O advogado Luiz Antonio Lepori recusa-se a trabalhar em fim de semana. Até mesmo para recuperar-se dos cinco dias úteis e cansativos. Faz da chácara em Itupeva, no Interior paulista, rotina saudável entrecortada apenas por atividades sociais na região, entre as quais a paixão pelo EC Santo André, do qual é presidente do Conselho Deliberativo, e pelo Pé na Bola, tradicional competição de futebol do Clube Atlético Aramaçan. Sofre no dia-a-dia com a ausência das filhas estudantes, uma no Rio de Janeiro, outra em Barcelona. A do Rio passa os finais de semana na região e a de Barcelona vive de telefonemas.

Paulo Hoffman não tem filhos mas muitos parentes e amigos, com quem passa os finais de semana. Ele também detesta trabalhar aos sábados e domingos. Gosta mesmo é de jogar tênis, duas vezes por semana. Viagens longas, nem pensar. A última escapada foi para a Argentina, num final de semana prolongado de quatro dias, alternativa de lazer que está virando mania na classe média que já deu adeus a períodos mais prolongados de recesso. Tempos em que eventuais descaminhos gerenciais do negócio geralmente eram amenizados pelos ganhos do mercado financeiro e pela baixa competitividade do mercado.

Adriano Calhau não joga tênis durante a semana. Prefere ocupar-se toda quarta-feira com futebol soçaite, perto da agência de publicidade que dirige. Joga com funcionários e clientes, sempre com acompanhamento de cervejas e petiscos. Também aprecia o jogging para manter a forma aos 26 anos de idade. Já esteve muitos quilos fora do peso. Agora está enxuto como seus negócios. Nos últimos 32 meses de Plano Real conseguiu viajar 10 dias para conhecer Matchu Pichu, no Peru. Agora está pensando em programar caminhada pela Trilha dos Incas, também no Peru. Juqueí, praia disputadíssima do Litoral Norte, antes era rotina, agora exceção no calendário de descanso de final de semana.

Já Nilton Spíndola faz das areias brancas e das águas verdes ou azuis mas ultimamente muito poluídas da Enseada, no Guarujá, roteiro sistemático de fim de semana. “É ali que recupero energias físicas e, mais que isso, boto minha cabeça em ordem e planejo muita coisa que vou executar durante a semana” — diz o diretor-comercial da Rádio Emissora ABC. No Guarujá, ele até arrisca o preparo de camarões fritos e batidinhas de frutas, para consumir as horas com prazer.

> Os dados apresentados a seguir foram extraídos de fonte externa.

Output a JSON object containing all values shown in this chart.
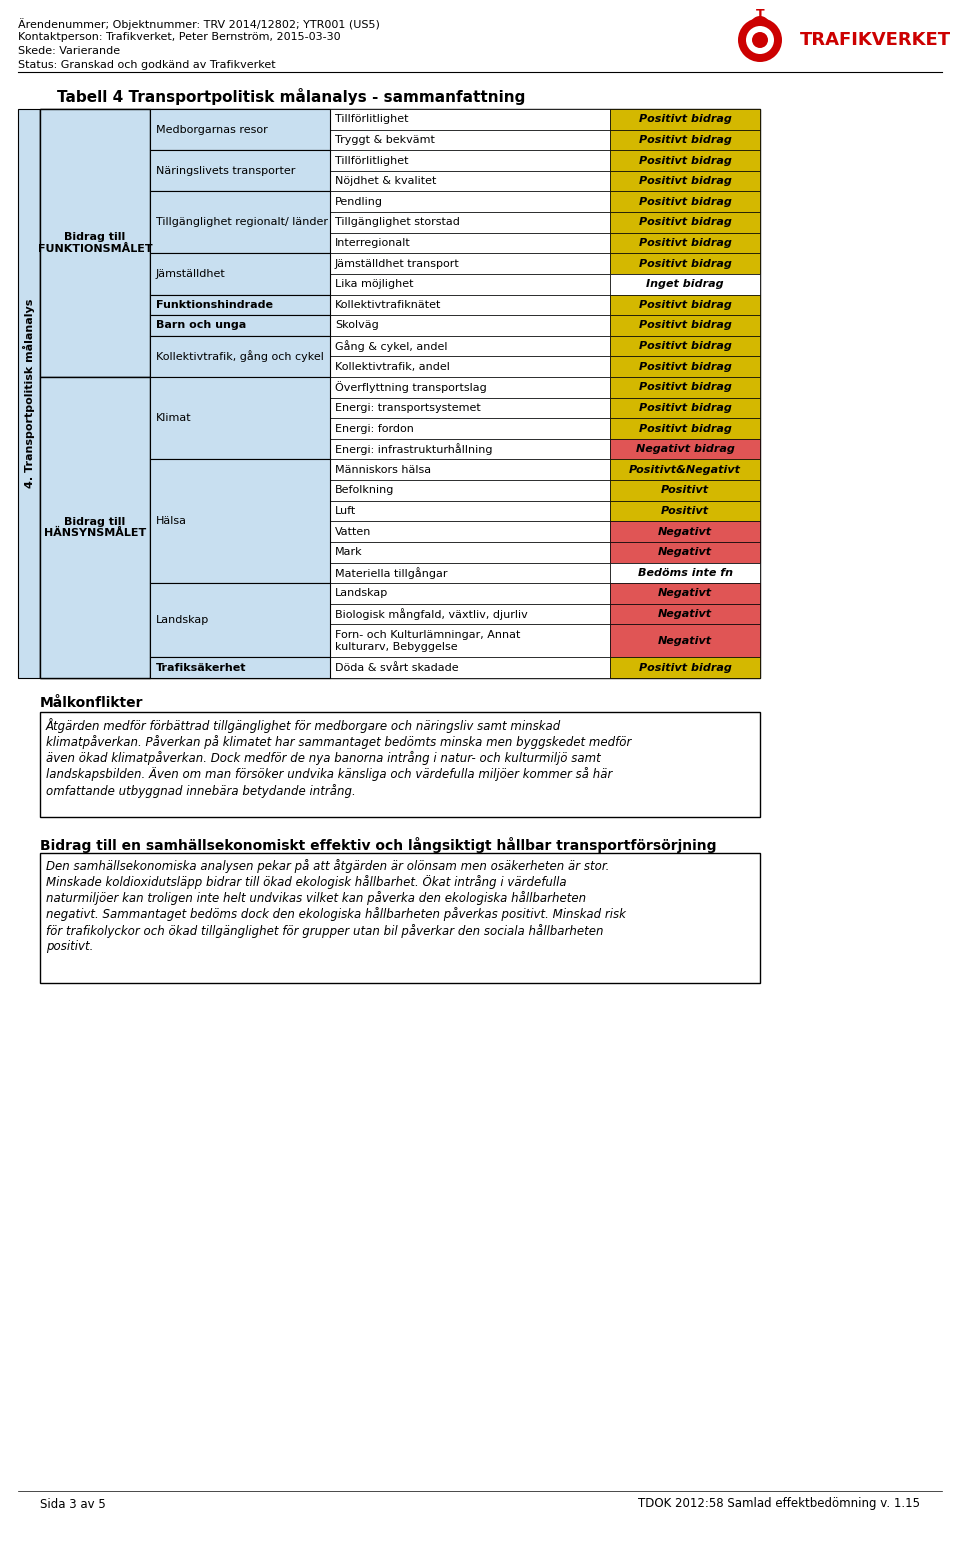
{
  "header_lines": [
    "Ärendenummer; Objektnummer: TRV 2014/12802; YTR001 (US5)",
    "Kontaktperson: Trafikverket, Peter Bernström, 2015-03-30",
    "Skede: Varierande",
    "Status: Granskad och godkänd av Trafikverket"
  ],
  "table_title": "Tabell 4 Transportpolitisk målanalys - sammanfattning",
  "side_label": "4. Transportpolitisk målanalys",
  "rows": [
    {
      "col2": "Medborgarnas resor",
      "col3": "Tillförlitlighet",
      "col4": "Positivt bidrag",
      "col4_color": "#d4b800"
    },
    {
      "col2": "",
      "col3": "Tryggt & bekvämt",
      "col4": "Positivt bidrag",
      "col4_color": "#d4b800"
    },
    {
      "col2": "Näringslivets transporter",
      "col3": "Tillförlitlighet",
      "col4": "Positivt bidrag",
      "col4_color": "#d4b800"
    },
    {
      "col2": "",
      "col3": "Nöjdhet & kvalitet",
      "col4": "Positivt bidrag",
      "col4_color": "#d4b800"
    },
    {
      "col2": "Tillgänglighet regionalt/ länder",
      "col3": "Pendling",
      "col4": "Positivt bidrag",
      "col4_color": "#d4b800"
    },
    {
      "col2": "",
      "col3": "Tillgänglighet storstad",
      "col4": "Positivt bidrag",
      "col4_color": "#d4b800"
    },
    {
      "col2": "",
      "col3": "Interregionalt",
      "col4": "Positivt bidrag",
      "col4_color": "#d4b800"
    },
    {
      "col2": "Jämställdhet",
      "col3": "Jämställdhet transport",
      "col4": "Positivt bidrag",
      "col4_color": "#d4b800"
    },
    {
      "col2": "",
      "col3": "Lika möjlighet",
      "col4": "Inget bidrag",
      "col4_color": "#ffffff"
    },
    {
      "col2": "Funktionshindrade",
      "col3": "Kollektivtrafiknätet",
      "col4": "Positivt bidrag",
      "col4_color": "#d4b800"
    },
    {
      "col2": "Barn och unga",
      "col3": "Skolväg",
      "col4": "Positivt bidrag",
      "col4_color": "#d4b800"
    },
    {
      "col2": "Kollektivtrafik, gång och cykel",
      "col3": "Gång & cykel, andel",
      "col4": "Positivt bidrag",
      "col4_color": "#d4b800"
    },
    {
      "col2": "",
      "col3": "Kollektivtrafik, andel",
      "col4": "Positivt bidrag",
      "col4_color": "#d4b800"
    },
    {
      "col2": "Klimat",
      "col3": "Överflyttning transportslag",
      "col4": "Positivt bidrag",
      "col4_color": "#d4b800"
    },
    {
      "col2": "",
      "col3": "Energi: transportsystemet",
      "col4": "Positivt bidrag",
      "col4_color": "#d4b800"
    },
    {
      "col2": "",
      "col3": "Energi: fordon",
      "col4": "Positivt bidrag",
      "col4_color": "#d4b800"
    },
    {
      "col2": "",
      "col3": "Energi: infrastrukturhållning",
      "col4": "Negativt bidrag",
      "col4_color": "#e05555"
    },
    {
      "col2": "Hälsa",
      "col3": "Människors hälsa",
      "col4": "Positivt&Negativt",
      "col4_color": "#d4b800"
    },
    {
      "col2": "",
      "col3": "Befolkning",
      "col4": "Positivt",
      "col4_color": "#d4b800"
    },
    {
      "col2": "",
      "col3": "Luft",
      "col4": "Positivt",
      "col4_color": "#d4b800"
    },
    {
      "col2": "",
      "col3": "Vatten",
      "col4": "Negativt",
      "col4_color": "#e05555"
    },
    {
      "col2": "",
      "col3": "Mark",
      "col4": "Negativt",
      "col4_color": "#e05555"
    },
    {
      "col2": "",
      "col3": "Materiella tillgångar",
      "col4": "Bedöms inte fn",
      "col4_color": "#ffffff"
    },
    {
      "col2": "Landskap",
      "col3": "Landskap",
      "col4": "Negativt",
      "col4_color": "#e05555"
    },
    {
      "col2": "",
      "col3": "Biologisk mångfald, växtliv, djurliv",
      "col4": "Negativt",
      "col4_color": "#e05555"
    },
    {
      "col2": "",
      "col3": "Forn- och Kulturlämningar, Annat\nkulturarv, Bebyggelse",
      "col4": "Negativt",
      "col4_color": "#e05555"
    },
    {
      "col2": "Trafiksäkerhet",
      "col3": "Döda & svårt skadade",
      "col4": "Positivt bidrag",
      "col4_color": "#d4b800"
    }
  ],
  "col2_groups": [
    {
      "label": "Medborgarnas resor",
      "rows": [
        0,
        1
      ],
      "bold": false
    },
    {
      "label": "Näringslivets transporter",
      "rows": [
        2,
        3
      ],
      "bold": false
    },
    {
      "label": "Tillgänglighet regionalt/ länder",
      "rows": [
        4,
        5,
        6
      ],
      "bold": false
    },
    {
      "label": "Jämställdhet",
      "rows": [
        7,
        8
      ],
      "bold": false
    },
    {
      "label": "Funktionshindrade",
      "rows": [
        9
      ],
      "bold": true
    },
    {
      "label": "Barn och unga",
      "rows": [
        10
      ],
      "bold": true
    },
    {
      "label": "Kollektivtrafik, gång och cykel",
      "rows": [
        11,
        12
      ],
      "bold": false
    },
    {
      "label": "Klimat",
      "rows": [
        13,
        14,
        15,
        16
      ],
      "bold": false
    },
    {
      "label": "Hälsa",
      "rows": [
        17,
        18,
        19,
        20,
        21,
        22
      ],
      "bold": false
    },
    {
      "label": "Landskap",
      "rows": [
        23,
        24,
        25
      ],
      "bold": false
    },
    {
      "label": "Trafiksäkerhet",
      "rows": [
        26
      ],
      "bold": true
    }
  ],
  "col1_groups": [
    {
      "label": "Bidrag till\nFUNKTIONSMÅLET",
      "rows": [
        0,
        12
      ]
    },
    {
      "label": "Bidrag till\nHÄNSYNSMÅLET",
      "rows": [
        13,
        26
      ]
    }
  ],
  "målkonflikter_title": "Målkonflikter",
  "målkonflikter_text": "Åtgärden medför förbättrad tillgänglighet för medborgare och näringsliv samt minskad\nklimatpåverkan. Påverkan på klimatet har sammantaget bedömts minska men byggskedet medför\näven ökad klimatpåverkan. Dock medför de nya banorna intrång i natur- och kulturmiljö samt\nlandskapsbilden. Även om man försöker undvika känsliga och värdefulla miljöer kommer så här\nomfattande utbyggnad innebära betydande intrång.",
  "samhall_title": "Bidrag till en samhällsekonomiskt effektiv och långsiktigt hållbar transportförsörjning",
  "samhall_text": "Den samhällsekonomiska analysen pekar på att åtgärden är olönsam men osäkerheten är stor.\nMinskade koldioxidutsläpp bidrar till ökad ekologisk hållbarhet. Ökat intrång i värdefulla\nnaturmiljöer kan troligen inte helt undvikas vilket kan påverka den ekologiska hållbarheten\nnegativt. Sammantaget bedöms dock den ekologiska hållbarheten påverkas positivt. Minskad risk\nför trafikolyckor och ökad tillgänglighet för grupper utan bil påverkar den sociala hållbarheten\npositivt.",
  "footer_left": "Sida 3 av 5",
  "footer_right": "TDOK 2012:58 Samlad effektbedömning v. 1.15",
  "table_bg": "#c8dff0",
  "cell_bg": "#ffffff",
  "border_color": "#000000",
  "side_bar_color": "#c8dff0"
}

Dorival Pereira, do Escritório Universo, ocupa-se mesmo do filho, um ciclista de competição que invariavelmente está correndo pelas ruas e estradas do Interior paulista nos finais de semana. Dorival o acompanha, levando-o e trazendo-o. Também as praias de Ubatuba viraram quase ficção no calendário de repouso. O trabalho e o filho o ocupam suficientemente.

Os Escravos do Real, os que mais perderam com o plano de estabilização porque sentiram no bolso o peso de aumentos de preços de serviços imunes à competição externa, sem contar o fim da bola de neve das aplicações financeiras, certamente têm em comum muito mais que a unânime constatação de que tudo é preferível à inflação.

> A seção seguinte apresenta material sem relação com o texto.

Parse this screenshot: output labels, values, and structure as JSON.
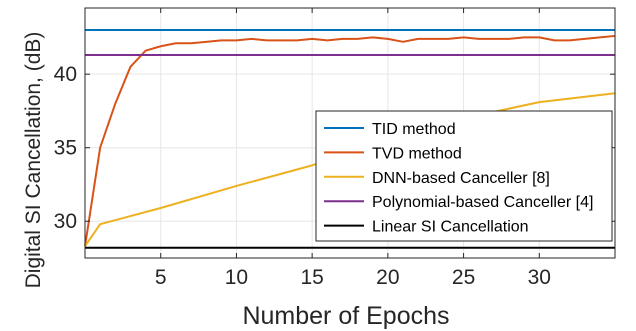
{
  "chart_data": {
    "type": "line",
    "xlabel": "Number of Epochs",
    "ylabel": "Digital SI Cancellation, (dB)",
    "xlim": [
      0,
      35
    ],
    "ylim": [
      27.5,
      44.5
    ],
    "xticks": [
      5,
      10,
      15,
      20,
      25,
      30
    ],
    "yticks": [
      30,
      35,
      40
    ],
    "xtick_labels": [
      "5",
      "10",
      "15",
      "20",
      "25",
      "30"
    ],
    "ytick_labels": [
      "30",
      "35",
      "40"
    ],
    "grid": true,
    "legend_position": "bottom-right",
    "series": [
      {
        "name": "TID method",
        "color": "#0072BD",
        "x": [
          0,
          35
        ],
        "y": [
          43.0,
          43.0
        ]
      },
      {
        "name": "TVD method",
        "color": "#D95319",
        "x": [
          0,
          1,
          2,
          3,
          4,
          5,
          6,
          7,
          8,
          9,
          10,
          11,
          12,
          13,
          14,
          15,
          16,
          17,
          18,
          19,
          20,
          21,
          22,
          23,
          24,
          25,
          26,
          27,
          28,
          29,
          30,
          31,
          32,
          33,
          34,
          35
        ],
        "y": [
          28.3,
          35.0,
          38.0,
          40.5,
          41.6,
          41.9,
          42.1,
          42.1,
          42.2,
          42.3,
          42.3,
          42.4,
          42.3,
          42.3,
          42.3,
          42.4,
          42.3,
          42.4,
          42.4,
          42.5,
          42.4,
          42.2,
          42.4,
          42.4,
          42.4,
          42.5,
          42.4,
          42.4,
          42.4,
          42.5,
          42.5,
          42.3,
          42.3,
          42.4,
          42.5,
          42.6
        ]
      },
      {
        "name": "DNN-based Canceller [8]",
        "color": "#EDB120",
        "x": [
          0,
          1,
          5,
          10,
          15,
          20,
          25,
          30,
          35
        ],
        "y": [
          28.3,
          29.8,
          30.9,
          32.4,
          33.8,
          35.5,
          37.0,
          38.1,
          38.7
        ]
      },
      {
        "name": "Polynomial-based Canceller [4]",
        "color": "#7E2F8E",
        "x": [
          0,
          35
        ],
        "y": [
          41.3,
          41.3
        ]
      },
      {
        "name": "Linear SI Cancellation",
        "color": "#000000",
        "x": [
          0,
          35
        ],
        "y": [
          28.2,
          28.2
        ]
      }
    ]
  }
}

Eles surpreendem quem os imagina amargos, irritados e agressivos porque reúnem em comum a motivá-los o que pode ser resumidamente definido como a melhor das terapias contra enxaquecas existenciais: a aventura de empreender sabendo que o controle das operações não está deformado pela ruptura das relações que o processo inflacionário descontrolado provoca e que, por isso mesmo, já não dependem tanto de elementos estranhos para o sucesso nos negócios.

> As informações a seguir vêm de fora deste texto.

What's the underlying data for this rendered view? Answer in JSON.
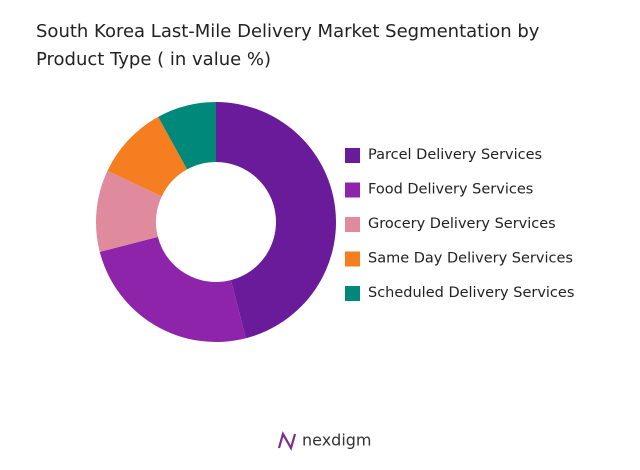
{
  "chart_data": {
    "type": "donut",
    "title": "South Korea Last-Mile Delivery Market Segmentation by Product Type ( in value %)",
    "categories": [
      "Parcel Delivery Services",
      "Food Delivery Services",
      "Grocery Delivery Services",
      "Same Day Delivery Services",
      "Scheduled Delivery Services"
    ],
    "values": [
      46,
      25,
      11,
      10,
      8
    ],
    "colors": [
      "#6a1b9a",
      "#8e24aa",
      "#e08a9e",
      "#f57f20",
      "#00897b"
    ],
    "legend": "right"
  },
  "footer": {
    "logo": "nexdigm"
  }
}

Esses representantes regionais dos Escravos do Real são, ao mesmo tempo e paradoxalmente, vítimas e beneficiários do Senhorio da Estabilidade. Diferentes, portanto, dos festejados reis do Real, os 10% mais pobres do País, detentores de apenas 1,1% da renda nacional e para os quais o Plano Real foi exclusivamente positivo. Nada mais justo para quem observava impotente seu poder aquisitivo escapar-lhe entre os dedos, como areia. Os Escravos do Real sabem disso. Por isso trabalham muito e torcem outro tanto para que o plano deflagrado há 32 meses se consolide.